OK, so today was another weird day. I was doing another TV pundit thing, this time for the world sexual records (another Sky One thing, for broadcast in October). Orignally I was supposed to just be talking about the record for most sexual positions achieved in a minute but they decided that they wanted me to be the sexpert for the whole series. I'd like to feel flattered but I'm pretty sure it's 'cos I cost way less than proper TV types.
Now I thought that advertising the Jessica Rabbit was as low as I could stoop (not 'cos it's a bad toy but 'cos the ads are very cheesy.)
I was wrong.
One of the things I had to comment on was the most dangerous sex act. I was given research notes as follows:
Outlawed at the turn of the century, but regularly practiced up until around 10 years ago, working down at the Hong Kong harbor the girls would offer the ‘ultimate’ pleasure to a man.
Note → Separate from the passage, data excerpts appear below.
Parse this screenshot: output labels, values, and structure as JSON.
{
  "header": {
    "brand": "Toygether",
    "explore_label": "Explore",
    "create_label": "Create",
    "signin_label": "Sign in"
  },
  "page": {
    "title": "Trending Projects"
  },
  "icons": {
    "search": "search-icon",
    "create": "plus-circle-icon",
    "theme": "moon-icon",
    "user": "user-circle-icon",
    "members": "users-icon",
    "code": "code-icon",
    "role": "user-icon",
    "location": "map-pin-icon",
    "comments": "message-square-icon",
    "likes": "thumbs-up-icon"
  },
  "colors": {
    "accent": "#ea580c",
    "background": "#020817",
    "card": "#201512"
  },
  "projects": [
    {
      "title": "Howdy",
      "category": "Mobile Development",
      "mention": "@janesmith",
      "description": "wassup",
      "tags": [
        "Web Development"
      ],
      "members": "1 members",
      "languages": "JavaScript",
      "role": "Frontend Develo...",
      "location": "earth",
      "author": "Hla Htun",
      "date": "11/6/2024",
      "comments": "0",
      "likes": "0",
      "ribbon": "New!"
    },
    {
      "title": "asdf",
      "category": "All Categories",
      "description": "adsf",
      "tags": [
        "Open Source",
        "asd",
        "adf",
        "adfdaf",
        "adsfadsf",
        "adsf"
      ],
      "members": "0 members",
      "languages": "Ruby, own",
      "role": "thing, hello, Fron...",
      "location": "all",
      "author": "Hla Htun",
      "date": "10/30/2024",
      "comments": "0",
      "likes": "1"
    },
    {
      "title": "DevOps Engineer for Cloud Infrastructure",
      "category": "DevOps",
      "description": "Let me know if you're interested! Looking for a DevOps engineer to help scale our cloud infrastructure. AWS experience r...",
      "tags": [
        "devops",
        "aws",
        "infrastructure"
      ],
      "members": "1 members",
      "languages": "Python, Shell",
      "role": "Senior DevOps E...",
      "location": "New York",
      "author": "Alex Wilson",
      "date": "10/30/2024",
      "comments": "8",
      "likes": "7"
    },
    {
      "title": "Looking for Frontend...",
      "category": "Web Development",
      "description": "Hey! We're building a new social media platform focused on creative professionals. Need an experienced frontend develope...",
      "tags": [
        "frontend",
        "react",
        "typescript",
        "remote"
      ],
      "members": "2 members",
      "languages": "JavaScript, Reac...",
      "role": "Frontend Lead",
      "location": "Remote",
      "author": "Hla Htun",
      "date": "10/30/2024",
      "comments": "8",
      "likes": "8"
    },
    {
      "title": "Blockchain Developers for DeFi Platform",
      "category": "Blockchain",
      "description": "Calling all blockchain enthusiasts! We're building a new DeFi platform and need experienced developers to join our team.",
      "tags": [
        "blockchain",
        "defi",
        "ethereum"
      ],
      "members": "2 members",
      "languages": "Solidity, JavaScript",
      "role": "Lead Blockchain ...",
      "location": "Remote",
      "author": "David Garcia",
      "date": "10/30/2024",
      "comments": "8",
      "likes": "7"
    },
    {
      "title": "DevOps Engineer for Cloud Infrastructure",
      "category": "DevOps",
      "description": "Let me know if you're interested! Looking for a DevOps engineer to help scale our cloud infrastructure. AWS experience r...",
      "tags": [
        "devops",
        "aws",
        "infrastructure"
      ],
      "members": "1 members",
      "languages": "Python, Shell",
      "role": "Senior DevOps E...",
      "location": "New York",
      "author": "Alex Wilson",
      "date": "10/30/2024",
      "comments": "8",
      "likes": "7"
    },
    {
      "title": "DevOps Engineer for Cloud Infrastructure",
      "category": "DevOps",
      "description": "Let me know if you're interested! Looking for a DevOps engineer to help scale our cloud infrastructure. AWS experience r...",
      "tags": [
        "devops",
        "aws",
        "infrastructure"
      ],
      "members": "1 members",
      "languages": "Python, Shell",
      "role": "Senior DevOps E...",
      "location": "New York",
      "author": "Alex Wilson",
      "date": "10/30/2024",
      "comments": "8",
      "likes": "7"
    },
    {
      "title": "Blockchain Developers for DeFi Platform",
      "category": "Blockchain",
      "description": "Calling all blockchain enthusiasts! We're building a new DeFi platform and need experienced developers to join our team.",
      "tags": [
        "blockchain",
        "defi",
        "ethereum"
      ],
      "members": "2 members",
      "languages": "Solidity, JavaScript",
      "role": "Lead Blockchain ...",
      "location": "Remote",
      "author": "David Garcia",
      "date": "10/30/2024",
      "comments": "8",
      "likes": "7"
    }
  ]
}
Sadly such ‘pleasure’ often resulted in the loss of life of the woman doing it.
The Sampan girl, working in a boat, leans over the side and ducks her head into the water. The customer enters her from behind, experiencing exquisite vaginal spasms around his penis as the woman reacts to her near drowning. In theory, she pulls herself out of the water just before she loses consciousness, usually after the client had experienced an intense orgasm. Needless to say, however, you shouldn't try this at home.
OK, all well and good. This act is clearly not a good thing. With 'sexpert' hat on, I was quite happy to say that.
What I wasn't expecting was to be asked to re-enact the scenario with Barbie dolls. Or rather, one Ken Doll (complete with tux and moulded on Y-fronts) and one Barbie Doll (with moulded on white knickers.)
So today, as a highlight of my career, I was making two dolls simulate bad sex. And then drowning the Barbie to show how dangerous this act could be. In my bathroom sink.
It was a real 'if my career advisor could see me now.' moment.
In my defence, the producer was bloody gorgeous.And when you've been talking about shagging (albeit for work) to someone really rather foxy for 5 hours, looking them straight in the eye (for camera angles. Apparently. Whatever, I wasn't complaining) then it's damned hard to do a diva 'No, that would be bad for my credibilty' thing.
And it's fun getting paid to play with dolls.